Object of the week- Murder mystery machine
Generations of museum-goers have been captivated by the colourful and quirky murder mystery machine at Abbey House Museum.
Made in 1934, the fascinating penny slot machine, aptly named Murder in the Museum, features a cast of small automated models, including a woman with a large handbag, a man lurking behind a display cabinet and a man hiding inside an Egyptian sarcophagus.
The marvellous device is the work of Leeds sisters Alice and Eveline Dennison, who followed their father John into the family business by building similar machines and working dioramas for exhibitions, fairs and bazaars.
Alice had worked as a governess and then as a dress maker and was the inspiration behind many of the costumes worn by the models that feature in the family’s machines.
Her sister Eveline studied art and carefully crafted the models out of wood and clay.
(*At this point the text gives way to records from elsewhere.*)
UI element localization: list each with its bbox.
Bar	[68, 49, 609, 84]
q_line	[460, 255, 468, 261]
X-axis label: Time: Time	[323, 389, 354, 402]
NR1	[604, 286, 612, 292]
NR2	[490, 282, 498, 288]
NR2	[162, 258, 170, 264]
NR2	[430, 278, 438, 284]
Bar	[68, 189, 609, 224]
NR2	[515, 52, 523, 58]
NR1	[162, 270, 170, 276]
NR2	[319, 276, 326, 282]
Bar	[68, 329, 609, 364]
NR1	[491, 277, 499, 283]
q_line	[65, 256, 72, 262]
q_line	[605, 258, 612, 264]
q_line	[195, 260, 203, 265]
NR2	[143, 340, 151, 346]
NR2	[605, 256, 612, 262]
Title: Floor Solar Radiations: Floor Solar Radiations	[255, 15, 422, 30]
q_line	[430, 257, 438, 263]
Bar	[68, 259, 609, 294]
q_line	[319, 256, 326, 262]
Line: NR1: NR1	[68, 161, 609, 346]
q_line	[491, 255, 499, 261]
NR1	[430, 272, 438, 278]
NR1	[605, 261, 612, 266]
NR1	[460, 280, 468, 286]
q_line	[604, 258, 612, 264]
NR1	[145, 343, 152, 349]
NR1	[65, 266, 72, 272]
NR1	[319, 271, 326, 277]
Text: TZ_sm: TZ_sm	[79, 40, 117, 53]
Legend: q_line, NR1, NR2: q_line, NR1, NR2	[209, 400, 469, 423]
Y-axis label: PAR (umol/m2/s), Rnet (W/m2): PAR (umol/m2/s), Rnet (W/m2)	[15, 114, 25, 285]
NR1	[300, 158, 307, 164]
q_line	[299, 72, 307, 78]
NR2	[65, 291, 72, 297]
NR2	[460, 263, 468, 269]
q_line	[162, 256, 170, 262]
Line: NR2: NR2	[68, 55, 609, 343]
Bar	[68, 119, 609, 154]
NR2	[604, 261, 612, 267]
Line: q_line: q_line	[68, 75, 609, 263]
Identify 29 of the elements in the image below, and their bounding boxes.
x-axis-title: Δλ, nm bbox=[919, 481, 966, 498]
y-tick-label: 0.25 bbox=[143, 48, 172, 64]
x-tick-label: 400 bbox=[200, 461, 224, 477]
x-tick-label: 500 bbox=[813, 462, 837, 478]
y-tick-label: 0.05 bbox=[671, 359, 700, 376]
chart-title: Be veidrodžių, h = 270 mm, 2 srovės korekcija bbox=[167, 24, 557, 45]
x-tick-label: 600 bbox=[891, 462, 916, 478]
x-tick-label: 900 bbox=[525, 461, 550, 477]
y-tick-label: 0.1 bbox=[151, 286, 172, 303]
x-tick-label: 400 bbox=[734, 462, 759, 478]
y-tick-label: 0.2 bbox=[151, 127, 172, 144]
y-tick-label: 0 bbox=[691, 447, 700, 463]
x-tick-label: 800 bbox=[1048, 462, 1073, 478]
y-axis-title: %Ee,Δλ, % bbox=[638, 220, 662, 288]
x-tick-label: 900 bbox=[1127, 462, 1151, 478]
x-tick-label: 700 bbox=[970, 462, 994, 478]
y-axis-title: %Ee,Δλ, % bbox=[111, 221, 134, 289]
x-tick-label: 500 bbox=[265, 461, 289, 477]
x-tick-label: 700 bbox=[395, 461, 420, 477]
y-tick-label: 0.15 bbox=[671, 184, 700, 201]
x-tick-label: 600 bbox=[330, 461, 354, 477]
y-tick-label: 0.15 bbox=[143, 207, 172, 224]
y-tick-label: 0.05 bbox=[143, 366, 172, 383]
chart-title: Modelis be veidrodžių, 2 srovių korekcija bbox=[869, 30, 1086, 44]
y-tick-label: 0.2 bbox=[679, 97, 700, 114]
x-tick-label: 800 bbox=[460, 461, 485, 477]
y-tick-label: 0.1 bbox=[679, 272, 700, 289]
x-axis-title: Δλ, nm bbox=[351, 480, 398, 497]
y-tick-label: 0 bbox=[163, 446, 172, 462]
The family originally operated out of Blackpool Tower, selling their machines to the Tower Company in 1944.
Kitty Ross, Leeds Museums and Galleries’ curator of social history, said: “The penny slot machines have always been one of our star attractions and Murder in the Museum is a firm favourite with adults and children.
“The machine is not only colourful and fun, it’s also a wonderful window onto a golden age of crime fiction, when these sorts of comic and macabre machines were the latest thing and helped to spark a fascination with grisly crime stories that still exists today.”